Und so macht ER es auch mit dem Thomas - der uns als der Zweifelnde vielleicht am nächsten ist. Er gwährt ihm seine Bitte und nimmt ihn wieder auf in seiner Gemeinde. Und macht doch zugleich klar, dass diese, seine Haltung nicht das "nec-plus-ultra" sei. "Seelig" seien vielmehr die, "die mich nicht sehen - und doch glauben."

Und alles dies hört man in Hoyerswerder . Und in aller Welt. Jetzt.

Und "immerdar"? Und "von Ewigkeit von Ewigkeit"? [1]

Personen, die man nie wirklich gesehen hat und doch liebt: diese finden sich doch heute schon immer wieder und immer mehr im Umfeld der Computerspiele. So, wie sie uns schon in alten Zeiten als Helden einer weitererzählten oder vorgelesenen Geschichte erschienen sind, oder im Verlauf der eigenen Buchlektüren.

Als im Jahr 2008 beim Auftritt des Microsoft Chefs Balmer in Hannover die Rede davon war, dass die jungen Menschen in Freunde und Freundinnen ´hätten, die sie in der Mehrzahl noch nie "in real" gesehen haben, ging ein grosses Raunen durch den Saal mit den anwesenden CeBIT-Eröffnungs-Gästen. [2]
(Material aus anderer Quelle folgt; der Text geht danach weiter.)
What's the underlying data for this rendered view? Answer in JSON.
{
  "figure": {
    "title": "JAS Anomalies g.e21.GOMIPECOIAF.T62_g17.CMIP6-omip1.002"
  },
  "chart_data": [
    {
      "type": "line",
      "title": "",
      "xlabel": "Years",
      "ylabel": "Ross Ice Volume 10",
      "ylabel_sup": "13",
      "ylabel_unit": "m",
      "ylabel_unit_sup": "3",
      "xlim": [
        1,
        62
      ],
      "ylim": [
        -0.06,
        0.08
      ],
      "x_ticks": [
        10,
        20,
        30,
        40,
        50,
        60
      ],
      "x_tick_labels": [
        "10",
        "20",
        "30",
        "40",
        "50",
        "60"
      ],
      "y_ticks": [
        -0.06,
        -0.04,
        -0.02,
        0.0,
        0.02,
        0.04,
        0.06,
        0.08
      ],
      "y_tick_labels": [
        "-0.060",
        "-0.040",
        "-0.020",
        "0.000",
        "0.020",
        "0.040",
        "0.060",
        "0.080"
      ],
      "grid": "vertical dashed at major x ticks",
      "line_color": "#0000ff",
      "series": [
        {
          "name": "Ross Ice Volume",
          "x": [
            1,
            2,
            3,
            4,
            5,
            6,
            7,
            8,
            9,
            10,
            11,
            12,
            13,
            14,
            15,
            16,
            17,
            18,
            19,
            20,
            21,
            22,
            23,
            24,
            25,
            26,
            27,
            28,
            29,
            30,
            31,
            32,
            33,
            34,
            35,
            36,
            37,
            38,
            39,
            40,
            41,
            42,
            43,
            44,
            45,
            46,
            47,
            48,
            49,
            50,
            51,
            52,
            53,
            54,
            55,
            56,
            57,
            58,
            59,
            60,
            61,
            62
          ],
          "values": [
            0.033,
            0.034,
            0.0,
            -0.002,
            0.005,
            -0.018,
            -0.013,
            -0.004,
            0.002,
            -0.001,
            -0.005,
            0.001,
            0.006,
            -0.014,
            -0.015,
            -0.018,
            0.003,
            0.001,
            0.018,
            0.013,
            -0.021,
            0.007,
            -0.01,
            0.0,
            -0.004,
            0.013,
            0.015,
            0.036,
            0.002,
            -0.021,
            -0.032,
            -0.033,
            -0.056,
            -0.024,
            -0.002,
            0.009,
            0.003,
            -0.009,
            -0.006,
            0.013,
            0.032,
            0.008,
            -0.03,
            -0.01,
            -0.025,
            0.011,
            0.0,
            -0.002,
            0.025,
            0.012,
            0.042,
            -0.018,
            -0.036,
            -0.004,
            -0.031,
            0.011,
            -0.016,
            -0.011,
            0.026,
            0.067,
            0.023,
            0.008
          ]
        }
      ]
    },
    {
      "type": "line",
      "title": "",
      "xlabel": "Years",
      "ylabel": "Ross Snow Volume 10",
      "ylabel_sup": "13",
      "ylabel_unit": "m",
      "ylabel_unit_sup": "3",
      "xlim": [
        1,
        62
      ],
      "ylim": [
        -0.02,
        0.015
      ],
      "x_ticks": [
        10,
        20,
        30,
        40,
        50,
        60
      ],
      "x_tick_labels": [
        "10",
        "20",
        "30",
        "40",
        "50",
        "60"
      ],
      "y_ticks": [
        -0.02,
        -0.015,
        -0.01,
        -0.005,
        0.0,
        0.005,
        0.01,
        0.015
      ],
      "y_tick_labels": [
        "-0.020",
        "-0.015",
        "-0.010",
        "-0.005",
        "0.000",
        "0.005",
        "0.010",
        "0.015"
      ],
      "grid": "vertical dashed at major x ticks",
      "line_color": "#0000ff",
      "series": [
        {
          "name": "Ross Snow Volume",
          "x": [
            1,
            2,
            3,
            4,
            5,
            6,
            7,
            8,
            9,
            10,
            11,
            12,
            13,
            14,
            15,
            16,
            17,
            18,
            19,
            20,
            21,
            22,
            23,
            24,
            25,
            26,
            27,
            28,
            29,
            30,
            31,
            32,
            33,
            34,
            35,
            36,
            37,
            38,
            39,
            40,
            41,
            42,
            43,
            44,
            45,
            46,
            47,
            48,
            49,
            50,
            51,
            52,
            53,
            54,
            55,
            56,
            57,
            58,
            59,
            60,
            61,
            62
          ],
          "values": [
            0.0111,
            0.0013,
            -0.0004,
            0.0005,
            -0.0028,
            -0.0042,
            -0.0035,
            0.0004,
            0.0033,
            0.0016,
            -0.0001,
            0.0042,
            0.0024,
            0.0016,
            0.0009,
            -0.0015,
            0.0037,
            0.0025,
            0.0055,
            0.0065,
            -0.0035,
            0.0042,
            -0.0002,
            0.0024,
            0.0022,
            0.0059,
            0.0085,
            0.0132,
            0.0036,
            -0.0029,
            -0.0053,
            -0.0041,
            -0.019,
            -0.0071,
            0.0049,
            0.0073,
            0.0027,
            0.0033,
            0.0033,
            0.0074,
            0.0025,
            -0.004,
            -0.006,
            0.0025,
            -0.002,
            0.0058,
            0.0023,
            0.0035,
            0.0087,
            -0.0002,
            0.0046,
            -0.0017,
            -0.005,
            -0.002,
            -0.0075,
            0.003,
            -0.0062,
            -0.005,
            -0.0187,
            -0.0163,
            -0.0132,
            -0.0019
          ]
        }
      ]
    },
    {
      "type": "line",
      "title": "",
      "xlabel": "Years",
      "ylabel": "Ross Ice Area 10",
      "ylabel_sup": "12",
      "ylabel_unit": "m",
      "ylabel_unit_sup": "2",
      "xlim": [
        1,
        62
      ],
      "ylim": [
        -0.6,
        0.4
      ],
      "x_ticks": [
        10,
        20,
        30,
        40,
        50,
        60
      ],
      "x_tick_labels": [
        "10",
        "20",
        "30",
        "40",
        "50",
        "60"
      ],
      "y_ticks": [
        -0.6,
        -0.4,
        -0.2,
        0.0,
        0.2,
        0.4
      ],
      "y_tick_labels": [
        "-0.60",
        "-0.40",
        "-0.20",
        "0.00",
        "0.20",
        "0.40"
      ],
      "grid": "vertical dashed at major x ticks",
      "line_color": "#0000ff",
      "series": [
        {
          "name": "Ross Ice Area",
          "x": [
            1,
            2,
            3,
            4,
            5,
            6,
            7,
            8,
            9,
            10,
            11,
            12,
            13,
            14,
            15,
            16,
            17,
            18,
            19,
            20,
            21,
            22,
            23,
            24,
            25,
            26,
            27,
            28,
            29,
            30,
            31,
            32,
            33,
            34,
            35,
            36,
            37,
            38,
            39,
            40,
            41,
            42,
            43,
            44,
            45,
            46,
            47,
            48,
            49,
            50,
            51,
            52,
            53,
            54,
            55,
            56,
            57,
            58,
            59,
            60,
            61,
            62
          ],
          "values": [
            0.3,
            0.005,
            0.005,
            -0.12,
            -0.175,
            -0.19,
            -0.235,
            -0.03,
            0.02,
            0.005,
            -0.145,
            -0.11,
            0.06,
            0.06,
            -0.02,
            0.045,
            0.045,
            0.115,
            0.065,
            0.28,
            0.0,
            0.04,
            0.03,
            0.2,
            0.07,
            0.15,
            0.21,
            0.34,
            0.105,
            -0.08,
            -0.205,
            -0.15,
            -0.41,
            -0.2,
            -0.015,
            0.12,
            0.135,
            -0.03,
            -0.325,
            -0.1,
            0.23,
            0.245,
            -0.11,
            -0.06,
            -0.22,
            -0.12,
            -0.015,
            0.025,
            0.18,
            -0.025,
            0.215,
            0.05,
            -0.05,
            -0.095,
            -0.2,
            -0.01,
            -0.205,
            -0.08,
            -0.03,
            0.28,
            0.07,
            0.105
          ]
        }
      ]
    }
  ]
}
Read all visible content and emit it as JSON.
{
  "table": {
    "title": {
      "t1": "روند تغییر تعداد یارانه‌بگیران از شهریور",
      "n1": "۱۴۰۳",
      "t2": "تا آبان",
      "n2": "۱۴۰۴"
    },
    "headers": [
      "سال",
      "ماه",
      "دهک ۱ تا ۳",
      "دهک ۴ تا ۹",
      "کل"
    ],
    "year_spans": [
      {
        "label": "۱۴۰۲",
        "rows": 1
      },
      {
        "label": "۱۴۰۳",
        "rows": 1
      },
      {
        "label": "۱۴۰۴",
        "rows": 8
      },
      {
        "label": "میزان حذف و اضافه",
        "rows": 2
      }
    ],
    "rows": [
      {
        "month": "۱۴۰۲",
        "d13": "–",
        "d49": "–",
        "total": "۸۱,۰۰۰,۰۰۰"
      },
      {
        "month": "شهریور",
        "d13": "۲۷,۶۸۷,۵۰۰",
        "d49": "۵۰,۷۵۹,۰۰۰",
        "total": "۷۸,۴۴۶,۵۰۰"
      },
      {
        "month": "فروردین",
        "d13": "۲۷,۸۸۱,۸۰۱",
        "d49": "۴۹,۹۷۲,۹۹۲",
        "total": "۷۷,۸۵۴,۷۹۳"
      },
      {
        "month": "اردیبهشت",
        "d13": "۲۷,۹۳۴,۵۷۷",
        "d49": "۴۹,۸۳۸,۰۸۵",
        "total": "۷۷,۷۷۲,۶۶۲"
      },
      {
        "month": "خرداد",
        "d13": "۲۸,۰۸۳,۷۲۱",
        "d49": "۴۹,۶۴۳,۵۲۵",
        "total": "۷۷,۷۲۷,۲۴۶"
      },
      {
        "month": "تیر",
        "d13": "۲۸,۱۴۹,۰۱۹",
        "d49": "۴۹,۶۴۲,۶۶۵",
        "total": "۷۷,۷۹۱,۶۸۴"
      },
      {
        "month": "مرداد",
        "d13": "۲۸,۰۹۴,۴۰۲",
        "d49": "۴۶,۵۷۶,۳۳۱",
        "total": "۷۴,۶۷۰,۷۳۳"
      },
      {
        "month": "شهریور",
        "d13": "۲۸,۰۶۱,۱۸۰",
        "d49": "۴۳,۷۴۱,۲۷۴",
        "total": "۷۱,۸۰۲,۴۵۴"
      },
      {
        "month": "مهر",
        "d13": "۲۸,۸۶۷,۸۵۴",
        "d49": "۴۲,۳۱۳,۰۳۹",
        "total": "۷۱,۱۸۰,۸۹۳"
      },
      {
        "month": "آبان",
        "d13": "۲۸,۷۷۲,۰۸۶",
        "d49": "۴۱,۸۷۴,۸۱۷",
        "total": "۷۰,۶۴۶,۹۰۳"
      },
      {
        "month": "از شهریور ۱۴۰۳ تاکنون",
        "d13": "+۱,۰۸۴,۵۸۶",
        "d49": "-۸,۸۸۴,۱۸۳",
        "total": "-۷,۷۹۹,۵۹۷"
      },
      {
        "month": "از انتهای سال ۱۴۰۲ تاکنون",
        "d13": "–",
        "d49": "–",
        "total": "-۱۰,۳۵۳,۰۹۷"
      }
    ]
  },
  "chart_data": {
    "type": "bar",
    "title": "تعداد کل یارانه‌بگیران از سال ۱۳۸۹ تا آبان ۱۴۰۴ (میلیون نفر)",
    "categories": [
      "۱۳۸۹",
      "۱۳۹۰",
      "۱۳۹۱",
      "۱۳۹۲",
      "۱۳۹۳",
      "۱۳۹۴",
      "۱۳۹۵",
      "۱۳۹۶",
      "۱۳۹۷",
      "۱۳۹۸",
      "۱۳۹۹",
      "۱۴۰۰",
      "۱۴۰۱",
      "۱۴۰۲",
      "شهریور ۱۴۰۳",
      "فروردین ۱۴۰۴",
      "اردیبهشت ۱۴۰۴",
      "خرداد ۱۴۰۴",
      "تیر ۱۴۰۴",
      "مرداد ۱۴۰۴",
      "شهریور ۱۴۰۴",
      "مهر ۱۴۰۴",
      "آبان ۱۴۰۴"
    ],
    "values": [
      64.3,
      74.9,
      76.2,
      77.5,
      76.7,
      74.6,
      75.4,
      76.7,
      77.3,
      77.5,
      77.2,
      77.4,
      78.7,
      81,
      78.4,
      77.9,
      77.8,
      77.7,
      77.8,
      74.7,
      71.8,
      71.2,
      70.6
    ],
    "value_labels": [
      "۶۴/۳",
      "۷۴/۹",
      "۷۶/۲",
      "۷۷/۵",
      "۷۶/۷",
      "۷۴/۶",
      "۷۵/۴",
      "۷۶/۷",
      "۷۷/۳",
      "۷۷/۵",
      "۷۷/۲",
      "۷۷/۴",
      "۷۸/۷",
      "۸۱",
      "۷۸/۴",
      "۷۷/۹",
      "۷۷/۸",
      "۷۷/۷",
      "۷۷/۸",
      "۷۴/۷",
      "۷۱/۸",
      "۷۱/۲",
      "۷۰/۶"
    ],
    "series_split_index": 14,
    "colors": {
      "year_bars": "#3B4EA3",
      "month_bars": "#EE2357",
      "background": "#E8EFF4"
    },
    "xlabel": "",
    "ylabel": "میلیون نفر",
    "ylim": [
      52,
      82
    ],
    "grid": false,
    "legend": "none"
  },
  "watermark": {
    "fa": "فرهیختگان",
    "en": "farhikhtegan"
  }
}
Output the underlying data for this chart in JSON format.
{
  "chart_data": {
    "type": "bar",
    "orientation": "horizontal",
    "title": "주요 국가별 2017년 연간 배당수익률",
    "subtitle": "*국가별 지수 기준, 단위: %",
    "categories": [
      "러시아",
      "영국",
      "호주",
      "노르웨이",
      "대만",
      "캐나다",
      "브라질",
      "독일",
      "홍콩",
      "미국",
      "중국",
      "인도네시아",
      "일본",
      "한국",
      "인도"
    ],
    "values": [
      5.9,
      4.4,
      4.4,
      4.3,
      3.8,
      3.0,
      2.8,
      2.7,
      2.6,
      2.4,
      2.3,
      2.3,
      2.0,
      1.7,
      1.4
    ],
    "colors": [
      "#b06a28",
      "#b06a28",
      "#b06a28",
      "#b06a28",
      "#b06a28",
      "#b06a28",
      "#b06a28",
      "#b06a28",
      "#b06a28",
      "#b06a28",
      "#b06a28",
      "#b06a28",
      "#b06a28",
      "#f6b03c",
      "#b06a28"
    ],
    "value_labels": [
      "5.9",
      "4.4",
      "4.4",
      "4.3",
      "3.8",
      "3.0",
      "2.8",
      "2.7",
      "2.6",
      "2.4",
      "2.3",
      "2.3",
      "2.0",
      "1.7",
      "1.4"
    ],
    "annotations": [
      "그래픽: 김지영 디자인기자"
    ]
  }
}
Und doch tun eine Reihe dieser ach so erstaunten Menschen in ihrem eigenen Leben das Gleiche: Sie glauben an (eine) Person(en), die sie nie ihrem Lebens gesehen haben oder die Chance haben, sehen zu werden. Sie glauben an eine Person, die von sich fordert, dass man sich von ihre kein Bild machen solle.

Ist das vielleicht auch der tiefere Grund, warum der Vorschlag abgelehnt wurde, im Rahmen des Kirchentages 2009 in Bremen die blanken Kirchenfenster der Bremer Domes in diese Tagen - und vor allem Nächten - mit Bildern zu bespielen, die sich die Menschen von ihrer Bekanntschaft, ja: Freundschaft mit Gott machen? [3]

Vielleicht lässt sich der eine oder andere Aspekt zu dieser Frage im Rahmen der Entwicklerkonferenz der morgen beginnenden "deutsche[n] gamestage" näher einkreisen. Entweder auf dem Wissenschaftsforum am Dienstag unter dem Titel: "Computerspiele in Forschung und Wissenschaft: High Tec vs. Philosophie" oder am Mittwoch anlässlich der Konferenzbeitrages von Bernd Diemer:
Crysis Warhead Postmortem: Blow up stuff".

Anmerkungen

[1Was für eine Formulierung im Verlauf nicht nur dieses Gottesdienstes: Was kann es ewiger wirkendes geben als die Eweigkeit. Wenn etwas einzigartig ist in dem Verständnis dieser Welt, dann ist es das Un-Verständnis des Begriffes von der Ewigkeit. Und jetzt wird in der hier gebrauchten Formulierung dieser Begriff des Einzigartigen gedoppelt, so als wenn es DIE Ewigkeit mehrmals gäbe? Uglaublich, aber wort-wahr... WS.

[2Siehe den Bericht: CeBIT_08 (I)
Super Opening
.

[3Siehe dazu unter anderm den Beitrag: Bremen <-> Berlin.